Su1749 Biophysical Evidence That NSAIDs Form Mixed Micelles With Bile Acids as a Possible Mechanism of NSAID-Induced Lower Gut Injury

Abstract

Background: An increasing amount of evidence suggests that consumption of non-aspirin NSAIDs is associated with injury to the lower gut in humans, as has been established in rodent model systems. NSAID-induced lower gut injury may in fact explain the linkage between NSAID consumption and the development of ileitis, diverticulitis and inflammatory bowel disease.

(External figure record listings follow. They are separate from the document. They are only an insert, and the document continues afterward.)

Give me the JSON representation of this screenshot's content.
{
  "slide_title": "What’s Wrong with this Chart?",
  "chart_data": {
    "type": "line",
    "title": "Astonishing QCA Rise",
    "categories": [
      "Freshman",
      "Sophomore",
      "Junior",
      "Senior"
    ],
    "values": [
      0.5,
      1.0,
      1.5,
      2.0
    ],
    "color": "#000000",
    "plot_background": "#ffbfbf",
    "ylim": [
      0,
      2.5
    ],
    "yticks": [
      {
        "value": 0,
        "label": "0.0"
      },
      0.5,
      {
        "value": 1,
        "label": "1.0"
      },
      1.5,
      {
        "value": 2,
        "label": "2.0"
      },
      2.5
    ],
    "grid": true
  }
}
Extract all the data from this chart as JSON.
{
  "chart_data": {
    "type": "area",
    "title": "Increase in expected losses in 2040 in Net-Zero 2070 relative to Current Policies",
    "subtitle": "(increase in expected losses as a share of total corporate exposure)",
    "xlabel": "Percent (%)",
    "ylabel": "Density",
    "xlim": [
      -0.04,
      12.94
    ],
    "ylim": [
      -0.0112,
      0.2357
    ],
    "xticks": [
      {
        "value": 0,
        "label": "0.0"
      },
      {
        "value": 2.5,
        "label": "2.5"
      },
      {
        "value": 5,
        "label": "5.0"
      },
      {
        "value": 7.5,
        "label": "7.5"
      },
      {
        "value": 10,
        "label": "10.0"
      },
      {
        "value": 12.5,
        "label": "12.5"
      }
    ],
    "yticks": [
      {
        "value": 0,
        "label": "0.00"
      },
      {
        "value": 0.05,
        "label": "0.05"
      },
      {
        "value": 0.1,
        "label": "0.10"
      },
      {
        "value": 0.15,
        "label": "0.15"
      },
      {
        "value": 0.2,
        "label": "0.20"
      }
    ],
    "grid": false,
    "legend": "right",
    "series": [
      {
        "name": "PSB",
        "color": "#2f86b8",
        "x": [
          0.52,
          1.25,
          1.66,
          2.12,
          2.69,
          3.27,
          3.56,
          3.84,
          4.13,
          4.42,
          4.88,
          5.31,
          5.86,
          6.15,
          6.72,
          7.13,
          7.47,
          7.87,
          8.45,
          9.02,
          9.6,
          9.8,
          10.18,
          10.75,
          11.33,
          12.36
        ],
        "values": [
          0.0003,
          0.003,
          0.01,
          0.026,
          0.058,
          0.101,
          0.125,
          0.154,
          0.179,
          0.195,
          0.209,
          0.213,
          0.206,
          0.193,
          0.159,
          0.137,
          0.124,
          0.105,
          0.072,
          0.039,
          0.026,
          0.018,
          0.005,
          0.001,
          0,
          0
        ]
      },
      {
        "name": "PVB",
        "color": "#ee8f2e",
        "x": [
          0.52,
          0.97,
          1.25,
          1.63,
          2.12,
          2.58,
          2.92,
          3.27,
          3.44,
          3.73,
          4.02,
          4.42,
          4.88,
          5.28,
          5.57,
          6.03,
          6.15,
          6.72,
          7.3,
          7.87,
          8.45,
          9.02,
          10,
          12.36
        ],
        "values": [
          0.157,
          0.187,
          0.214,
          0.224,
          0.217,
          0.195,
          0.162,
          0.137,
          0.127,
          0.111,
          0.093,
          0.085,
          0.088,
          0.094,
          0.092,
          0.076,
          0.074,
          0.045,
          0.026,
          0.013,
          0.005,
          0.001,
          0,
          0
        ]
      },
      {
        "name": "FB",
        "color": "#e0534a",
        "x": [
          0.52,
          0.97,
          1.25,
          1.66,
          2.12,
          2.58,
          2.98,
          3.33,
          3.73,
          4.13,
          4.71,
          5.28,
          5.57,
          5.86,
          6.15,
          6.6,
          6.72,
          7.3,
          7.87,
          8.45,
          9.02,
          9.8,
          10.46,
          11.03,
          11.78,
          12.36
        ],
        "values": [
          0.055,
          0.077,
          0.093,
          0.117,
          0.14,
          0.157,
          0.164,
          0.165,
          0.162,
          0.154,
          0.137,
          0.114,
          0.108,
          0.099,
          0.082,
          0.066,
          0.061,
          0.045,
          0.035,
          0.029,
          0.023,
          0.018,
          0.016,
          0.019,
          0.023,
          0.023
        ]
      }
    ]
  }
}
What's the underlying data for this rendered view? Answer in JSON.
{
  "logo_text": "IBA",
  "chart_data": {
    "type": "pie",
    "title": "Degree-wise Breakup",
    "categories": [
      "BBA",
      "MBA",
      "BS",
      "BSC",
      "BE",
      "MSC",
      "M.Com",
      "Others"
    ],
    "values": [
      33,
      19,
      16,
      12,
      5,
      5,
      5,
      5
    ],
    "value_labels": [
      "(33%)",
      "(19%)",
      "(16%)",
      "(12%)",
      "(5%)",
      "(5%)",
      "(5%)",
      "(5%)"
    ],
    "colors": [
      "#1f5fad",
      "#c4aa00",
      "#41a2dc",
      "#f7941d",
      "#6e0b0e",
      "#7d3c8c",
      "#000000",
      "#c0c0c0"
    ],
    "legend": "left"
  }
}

Evidence from our and other labs indicates that NSAID-induced injury to the lower gut is dependent on the presence of bile, based upon In Vitro (synthetic membranes and GI cells in culture) and In Vivo (rodent) studies, and we have hypothesized that NSAIDs may form toxic mixed micelles with bile acids (BAs). Aim: To test this hypothesis that NSAIDs and BAs spontaneously form mixed micellar aggregates we used a combination of powerful computational and spectroscopic techniques to gain insights into atomic associations between cholic acid (CA) and ibuprofen (IBU). Methods & Results: Using Molecular Dynamics (MD) simulations in tandem with Nuclear Magnetic Resonance (NMR) spectroscopy, we found that CA and IBU form mixed micelles in a concentration dependent manner, so that multiple CA molecules form ‘pseudo-rings' into which IBUs insert their hydrophobic tails. This ‘β-face-to-tail' packing between the steroid rings of CA and the alkyl carbons of IBU promotes the hydrophobic interaction of these two classes of amphipathic molecules. We also found that the IBU-CA mixed micelles have much larger sizes and higher net surface charges than simple CA micelles, the total charge being the sum of the single negative charge arising from each of the CA and IBU molecules. Furthermore, the IBU-CA mixed micelles adopt amore spherical shape that differs from the oblate shape formed by the pure CA clusters. These results highlight the power of a combined NMR/MD approach for characterizing the molecular interactions in the binarymixtures of NSAIDs and BAs. Conclusions: Our combined NMR/MD analysis yielded compelling structural evidence that NSAIDs and BAs form mixed micelles at concentrations greater than or equal to the CMC of the two species, which likely occur in the small intestinal lumen. The significance of the altered micellar morphology and charge density of these BA/NSAID mixed micelles to the drugs' cytotoxicity to the epithelium of the lower gut is an important area for future investigation. (Supported by NIH grants RC1 DK086304 and P30 DK56338.)